“Live from Daryl’s House,” the Webby Award-winning musical performance show co-hosted by Rock & Roll Hall of Famer Daryl Hall, is returning to the web after a five-year halt in production. The long-running program will be seen on a dedicated YouTube channel starting Wednesday (Nov. 1) with an episode featuring Squeeze singer/songwriter Glenn Tilbrook.
New episodes of “LFDH” will drop weekly, with Tilbrook followed by Atlanta psychedelic jam band Blackberry Smoke singer/guitarist Charlie Starr (Nov. 8); King Crimson guitarist and Daryl Hall solo album producer Robert Fripp (pictured above with Hall, Nov. 15); singer/songwriters Andy Grammer (Nov. 22), Lisa Loeb (Nov. 29) and U.K. synthpop pioneer Howard Jones (Dec. 6).
The show is being executive produced by Hall and longtime manager Jonathan Wolfson for their Good Cop Bad Cop Productions. “Live from Daryl’s House” itself debuted November 15, 2007, and in all, 90 episodes have been shot, including the most recent six.

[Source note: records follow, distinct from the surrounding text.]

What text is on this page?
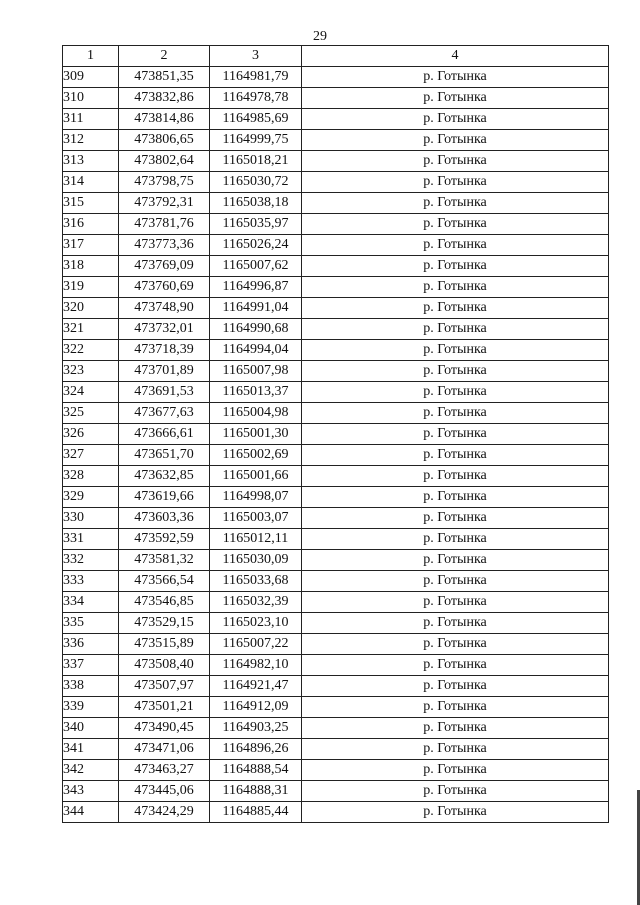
29
1	2	3	4
309	473851,35	1164981,79	р. Готынка
310	473832,86	1164978,78	р. Готынка
311	473814,86	1164985,69	р. Готынка
312	473806,65	1164999,75	р. Готынка
313	473802,64	1165018,21	р. Готынка
314	473798,75	1165030,72	р. Готынка
315	473792,31	1165038,18	р. Готынка
316	473781,76	1165035,97	р. Готынка
317	473773,36	1165026,24	р. Готынка
318	473769,09	1165007,62	р. Готынка
319	473760,69	1164996,87	р. Готынка
320	473748,90	1164991,04	р. Готынка
321	473732,01	1164990,68	р. Готынка
322	473718,39	1164994,04	р. Готынка
323	473701,89	1165007,98	р. Готынка
324	473691,53	1165013,37	р. Готынка
325	473677,63	1165004,98	р. Готынка
326	473666,61	1165001,30	р. Готынка
327	473651,70	1165002,69	р. Готынка
328	473632,85	1165001,66	р. Готынка
329	473619,66	1164998,07	р. Готынка
330	473603,36	1165003,07	р. Готынка
331	473592,59	1165012,11	р. Готынка
332	473581,32	1165030,09	р. Готынка
333	473566,54	1165033,68	р. Готынка
334	473546,85	1165032,39	р. Готынка
335	473529,15	1165023,10	р. Готынка
336	473515,89	1165007,22	р. Готынка
337	473508,40	1164982,10	р. Готынка
338	473507,97	1164921,47	р. Готынка
339	473501,21	1164912,09	р. Готынка
340	473490,45	1164903,25	р. Готынка
341	473471,06	1164896,26	р. Готынка
342	473463,27	1164888,54	р. Готынка
343	473445,06	1164888,31	р. Готынка
344	473424,29	1164885,44	р. Готынка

“It was an idea I had to use the Internet for entertainment, which hadn’t really been done before,” Hall explains of the show — which he launched on his own dime — in this season’s premiere installment. “Hard to believe but there wasn’t anything like it. So much has changed since then. I was kind of a pioneer.”
“I’m unbelievably excited about the new season,” he continues. “I love all the guests we’ve booked and I think we’ve gone to places, musically, that we’ve never gone to before.”
Added Wolfson: “Having been a part of this series with Daryl since its inception, I’m filled with pride at the number of incredible artists that have appeared on this very special music series. Our latest season is a continuation of the quality programming that the fans have come to expect.”
After a deal with BMG to co-fund production, “Live from Daryl’s House” shot its final episodes in 2018, with the last two airing in October 2020, featuring Styx’s Tommy Shaw and Vintage Trouble vocalist Ty Taylor. It earned a Webby Award in 2010 for Best Variety Show among 10,000 entries, then earned an O Music Award from MTV.
The first few seasons offered an eclectic mix of legends and newcomers, from Chromeo, Fitz & the Tantrums, Minus the Bear, Aloe Black and KT Tunstall to Smokey Robinson, the Doors’ Ray Manzarek and Robbie Krieger, Nick Lowe, Cheap Trick, Wyclef Jean, Aaron Neville, Billy Gibbons, Booker T. Jones and Kenny Loggins. A segment with fellow Philly soul man Todd Rundgren metamorphosed into a tour, which comes to Los Angeles Pantages Theater on November 6. Every show since Hall opened his Daryl’s House Restaurant and Music Club on Halloween, 2014, in Pawling, New York, has been filmed there.
Wolfson gives credit to the show’s popularity for the resurgence in Hall’s career over the past decade, introducing him to new artists and audiences he may not have reached previously.